最適化設定「ON」(BGPとOSPFによるルーティング)時のルーティング
①NURO閉域拠点と②冗長拠点の拠点間通信は、最適化設定「OFF」時と同様にNURO閉域網を使って直接通信します。(経路図省略)
②冗長拠点と③Smart閉域拠点の拠点間通信は、Smart閉域網を使って通信します。
詳細な動作は以下のようになります。
- ②冗長拠点→③Smart閉域拠点
冗長拠点のパソコンからのパケットは、VRRPの優先になっているNURO閉域側ルータに送られます。
NURO閉域側ルータでは、宛先サブネットのルーティング情報をクラウドゲートウェイ(BGP)と同拠点のSmart閉域側ルータ(OSPF)から取得しており、OSPFが優先されるため、Smart閉域側ルータへ転送します。
冗長拠点のSmart閉域側ルータは、BGPの情報もOSPFの情報も宛先サブネットのルーティング先は、Smart閉域拠点ルータとなっているため、同ルータへパケットを転送します。 - ③Smart閉域拠点→②冗長拠点
Smart閉域拠点ルータは宛先サブネットのルーティング情報をクラウドゲートウェイ(BGP)と冗長拠点のSmart閉域側ルータ(OSPF)から取得しており、OSPFが優先されるため、Smart閉域側ルータへ転送します。

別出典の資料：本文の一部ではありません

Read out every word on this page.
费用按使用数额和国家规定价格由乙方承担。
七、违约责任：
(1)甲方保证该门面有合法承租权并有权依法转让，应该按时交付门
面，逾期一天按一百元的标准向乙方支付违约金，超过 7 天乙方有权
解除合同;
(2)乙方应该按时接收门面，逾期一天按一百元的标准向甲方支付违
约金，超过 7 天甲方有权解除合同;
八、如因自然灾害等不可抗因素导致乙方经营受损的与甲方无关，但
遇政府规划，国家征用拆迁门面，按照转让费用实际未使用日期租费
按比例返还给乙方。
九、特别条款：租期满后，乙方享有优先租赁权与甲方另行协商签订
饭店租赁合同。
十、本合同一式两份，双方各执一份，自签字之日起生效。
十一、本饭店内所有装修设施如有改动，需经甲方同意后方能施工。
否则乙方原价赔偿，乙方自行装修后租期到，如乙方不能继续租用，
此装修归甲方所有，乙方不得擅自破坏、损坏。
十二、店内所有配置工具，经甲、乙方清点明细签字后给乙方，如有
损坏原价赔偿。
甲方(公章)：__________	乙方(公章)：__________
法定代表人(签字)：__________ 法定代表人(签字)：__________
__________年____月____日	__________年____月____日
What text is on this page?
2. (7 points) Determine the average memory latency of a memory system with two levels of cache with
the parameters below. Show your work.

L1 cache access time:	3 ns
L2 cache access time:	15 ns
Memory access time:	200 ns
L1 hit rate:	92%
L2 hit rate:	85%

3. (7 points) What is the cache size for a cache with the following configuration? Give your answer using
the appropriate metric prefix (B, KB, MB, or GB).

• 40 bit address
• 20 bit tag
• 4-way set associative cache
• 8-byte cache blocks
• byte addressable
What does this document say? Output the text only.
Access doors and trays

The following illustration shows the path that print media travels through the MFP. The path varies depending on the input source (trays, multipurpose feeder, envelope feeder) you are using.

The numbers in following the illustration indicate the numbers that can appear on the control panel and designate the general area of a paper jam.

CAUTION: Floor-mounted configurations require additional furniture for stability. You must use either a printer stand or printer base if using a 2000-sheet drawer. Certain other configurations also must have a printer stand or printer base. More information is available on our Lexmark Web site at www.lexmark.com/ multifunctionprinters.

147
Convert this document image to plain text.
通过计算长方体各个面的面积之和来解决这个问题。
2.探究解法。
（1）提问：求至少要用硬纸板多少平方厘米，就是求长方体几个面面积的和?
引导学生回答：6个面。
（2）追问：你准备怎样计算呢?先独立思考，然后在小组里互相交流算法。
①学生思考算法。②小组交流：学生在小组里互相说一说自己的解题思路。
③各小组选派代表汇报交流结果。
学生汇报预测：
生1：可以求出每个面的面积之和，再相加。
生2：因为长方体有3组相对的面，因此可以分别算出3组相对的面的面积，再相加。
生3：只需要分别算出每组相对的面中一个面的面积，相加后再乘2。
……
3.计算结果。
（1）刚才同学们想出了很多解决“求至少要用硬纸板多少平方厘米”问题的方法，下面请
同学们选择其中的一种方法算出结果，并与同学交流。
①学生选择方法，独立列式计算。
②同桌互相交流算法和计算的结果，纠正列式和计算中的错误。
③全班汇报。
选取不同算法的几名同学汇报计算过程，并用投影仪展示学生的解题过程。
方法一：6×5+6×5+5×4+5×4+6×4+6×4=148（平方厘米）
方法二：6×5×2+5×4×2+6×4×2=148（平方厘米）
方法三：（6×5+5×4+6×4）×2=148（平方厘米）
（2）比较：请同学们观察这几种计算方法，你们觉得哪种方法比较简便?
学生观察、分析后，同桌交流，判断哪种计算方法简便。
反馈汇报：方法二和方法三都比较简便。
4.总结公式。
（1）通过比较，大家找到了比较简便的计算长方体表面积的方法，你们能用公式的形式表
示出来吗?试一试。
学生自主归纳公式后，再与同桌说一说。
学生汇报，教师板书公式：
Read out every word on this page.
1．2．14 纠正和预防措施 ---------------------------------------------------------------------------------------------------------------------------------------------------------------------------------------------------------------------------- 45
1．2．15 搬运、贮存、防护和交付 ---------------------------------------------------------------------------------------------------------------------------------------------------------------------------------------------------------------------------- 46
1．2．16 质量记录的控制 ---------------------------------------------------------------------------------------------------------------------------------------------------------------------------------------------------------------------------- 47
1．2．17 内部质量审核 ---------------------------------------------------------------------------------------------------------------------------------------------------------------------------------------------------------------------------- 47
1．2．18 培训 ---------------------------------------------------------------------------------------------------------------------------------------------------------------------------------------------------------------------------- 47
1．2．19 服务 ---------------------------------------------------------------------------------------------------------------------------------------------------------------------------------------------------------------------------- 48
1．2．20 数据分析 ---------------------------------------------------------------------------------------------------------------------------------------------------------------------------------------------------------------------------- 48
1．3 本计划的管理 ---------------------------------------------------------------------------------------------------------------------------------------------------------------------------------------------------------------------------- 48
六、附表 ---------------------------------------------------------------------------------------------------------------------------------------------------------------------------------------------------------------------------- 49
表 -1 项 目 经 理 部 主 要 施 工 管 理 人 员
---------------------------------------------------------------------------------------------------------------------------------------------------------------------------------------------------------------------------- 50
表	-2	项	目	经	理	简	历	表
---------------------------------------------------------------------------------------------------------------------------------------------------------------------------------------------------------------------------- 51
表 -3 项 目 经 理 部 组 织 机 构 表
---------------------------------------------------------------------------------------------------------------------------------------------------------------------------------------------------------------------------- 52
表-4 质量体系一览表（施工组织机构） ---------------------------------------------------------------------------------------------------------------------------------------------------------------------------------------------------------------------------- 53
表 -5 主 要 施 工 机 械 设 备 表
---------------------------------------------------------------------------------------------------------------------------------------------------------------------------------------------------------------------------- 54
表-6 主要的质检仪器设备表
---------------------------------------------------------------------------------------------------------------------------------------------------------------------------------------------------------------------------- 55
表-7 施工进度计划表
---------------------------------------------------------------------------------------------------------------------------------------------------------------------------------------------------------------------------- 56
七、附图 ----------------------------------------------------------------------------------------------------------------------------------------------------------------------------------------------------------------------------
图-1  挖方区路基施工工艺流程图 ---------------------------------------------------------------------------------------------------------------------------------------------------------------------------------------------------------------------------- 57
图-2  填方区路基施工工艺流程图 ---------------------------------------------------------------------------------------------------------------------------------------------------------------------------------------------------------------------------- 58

①NURO閉域拠点と③Smart閉域拠点の拠点間通信は、BGPよりもOSPFを優先するため、クラウドゲートウェイを経由せずに、橋渡しとして冗長拠点を経由します。
ルーティング最適化設定
- 最適化設定
ON:拠点ルータ間でOSPFによるルーティング情報の交換を行います。
OFF:OSPFを使用しません。(デフォルト) - 橋渡し拠点設定
NURO閉域とSmart閉域の冗長拠点が2つ以上あった時に、どの拠点を橋渡しとして優先するか、優先順位をつけることができます。
プライマリが障害等で橋渡しができなくなった場合は、セカンダリが橋渡し拠点として使われます。
プライマリ、セカンダリに続く3番目以降は同じ優先順位で動作するため、橋渡し拠点は通信の都度不特定に選ばれます。
ルーティング最適化設定をONにすることで、非優先の閉域網を有効に使って効率的にトラフィックを分散できる反面、使い方によっては橋渡し拠点に大きな負荷がかかる場合があります。
設定変更によるトラフィックの流れを把握されたうえで、拠点間のトラフィックや回線の状況をご確認の上ご利用ください。